FireGenerator: Generate random sequence of fire events#

class FireGenerator(*args, **kwds)[source]#

Bases: Component

Generate a random fire event or time series.

Parameters:
  • mean_fire_recurrence (float) – Average time between fires for a given location

  • shape_parameter (float) – Describes the skew of the Weibull distribution. If shape < 3.5, data skews left. If shape == 3.5, data is normal. If shape > 3.5, data skews right. To approximate a normal bell curve, use a value of 3.5

  • scale_parameter (float, optional) – Describes the peak of the Weibull distribution, located at the 63.5% value of the cumulative distribution function. If unknown, it can be found using mean fire recurrence value and the get_scale_parameter() method described later.

Generate a random fire event in time.

Parameters:
  • grid (landlab model grid) –

  • mean_fire_recurrence (float) – Average time between fires for a given location

  • shape_parameter (float) – Describes the skew of the Weibull distribution. If shape < 3.5, data skews left. If shape == 3.5, data is normal. If shape > 3.5, data skews right.

  • scale_parameter (float, optional) – Describes the peak of the Weibull distribution, located at the 63.5% value of the cumulative distribution function. If unknown, it can be found using mean fire recurrence value and the get_scale_parameter().

__init__(grid, mean_fire_recurrence=1.0, shape_parameter=3.5, scale_parameter=None)[source]#

Generate a random fire event in time.

Parameters:
  • grid (landlab model grid) –

  • mean_fire_recurrence (float) – Average time between fires for a given location

  • shape_parameter (float) – Describes the skew of the Weibull distribution. If shape < 3.5, data skews left. If shape == 3.5, data is normal. If shape > 3.5, data skews right.

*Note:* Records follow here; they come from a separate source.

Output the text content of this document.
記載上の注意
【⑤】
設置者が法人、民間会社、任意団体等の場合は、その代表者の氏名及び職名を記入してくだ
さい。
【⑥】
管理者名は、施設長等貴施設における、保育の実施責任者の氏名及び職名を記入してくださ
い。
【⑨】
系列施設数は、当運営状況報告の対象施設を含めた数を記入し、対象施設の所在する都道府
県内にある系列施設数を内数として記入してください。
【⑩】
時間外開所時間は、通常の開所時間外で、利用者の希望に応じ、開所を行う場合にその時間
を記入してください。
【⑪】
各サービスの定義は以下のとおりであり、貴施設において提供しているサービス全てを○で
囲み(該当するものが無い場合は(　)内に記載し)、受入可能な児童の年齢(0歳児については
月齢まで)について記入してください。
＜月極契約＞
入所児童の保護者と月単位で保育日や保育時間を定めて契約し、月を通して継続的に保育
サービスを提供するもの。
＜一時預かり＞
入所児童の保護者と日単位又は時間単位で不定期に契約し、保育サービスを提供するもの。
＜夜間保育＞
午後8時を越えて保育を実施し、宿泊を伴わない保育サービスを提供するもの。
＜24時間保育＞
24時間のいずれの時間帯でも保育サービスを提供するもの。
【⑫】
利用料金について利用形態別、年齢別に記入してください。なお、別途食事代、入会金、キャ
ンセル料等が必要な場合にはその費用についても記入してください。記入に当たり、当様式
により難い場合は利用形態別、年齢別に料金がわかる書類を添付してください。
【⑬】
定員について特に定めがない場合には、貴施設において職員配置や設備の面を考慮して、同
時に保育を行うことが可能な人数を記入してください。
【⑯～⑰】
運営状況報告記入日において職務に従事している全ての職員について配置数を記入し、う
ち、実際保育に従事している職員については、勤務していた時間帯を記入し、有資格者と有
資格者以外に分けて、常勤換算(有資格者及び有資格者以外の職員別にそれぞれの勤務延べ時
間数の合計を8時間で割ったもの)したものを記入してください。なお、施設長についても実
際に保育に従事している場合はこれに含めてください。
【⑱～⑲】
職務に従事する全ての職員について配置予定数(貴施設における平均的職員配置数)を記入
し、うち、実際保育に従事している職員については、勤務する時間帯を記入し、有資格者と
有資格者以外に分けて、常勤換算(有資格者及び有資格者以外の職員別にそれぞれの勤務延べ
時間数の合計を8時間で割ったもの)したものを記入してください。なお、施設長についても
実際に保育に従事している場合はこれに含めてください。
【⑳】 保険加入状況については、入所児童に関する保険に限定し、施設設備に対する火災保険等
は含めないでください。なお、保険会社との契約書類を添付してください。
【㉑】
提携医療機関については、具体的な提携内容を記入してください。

  • scale_parameter (float, optional) – Describes the peak of the Weibull distribution, located at the 63.5% value of the cumulative distribution function. If unknown, it can be found using mean fire recurrence value and the get_scale_parameter().

generate_fire_recurrence()[source]#

Get time to next fire.

Finds the time to next fire (fire recurrence) based on the scale parameter (63.5% of fire Weibull distribution) and the shape parameter (describes the skew of the histogram, shape = 3.5 represents a normal distribution).

Rounds the time to next fire to 4 significant figures, for neatness.

Returns:

Updated value for the time to next fire.

Return type:

float

get_scale_parameter()[source]#

Get the scale parameter.

::
mean_fire_recurrence = (scale_parameter * (

special.gamma(1 + (1 / shape))))

sets the scale parameter.

property scale_parameter#

Scale parameter for the random distribution.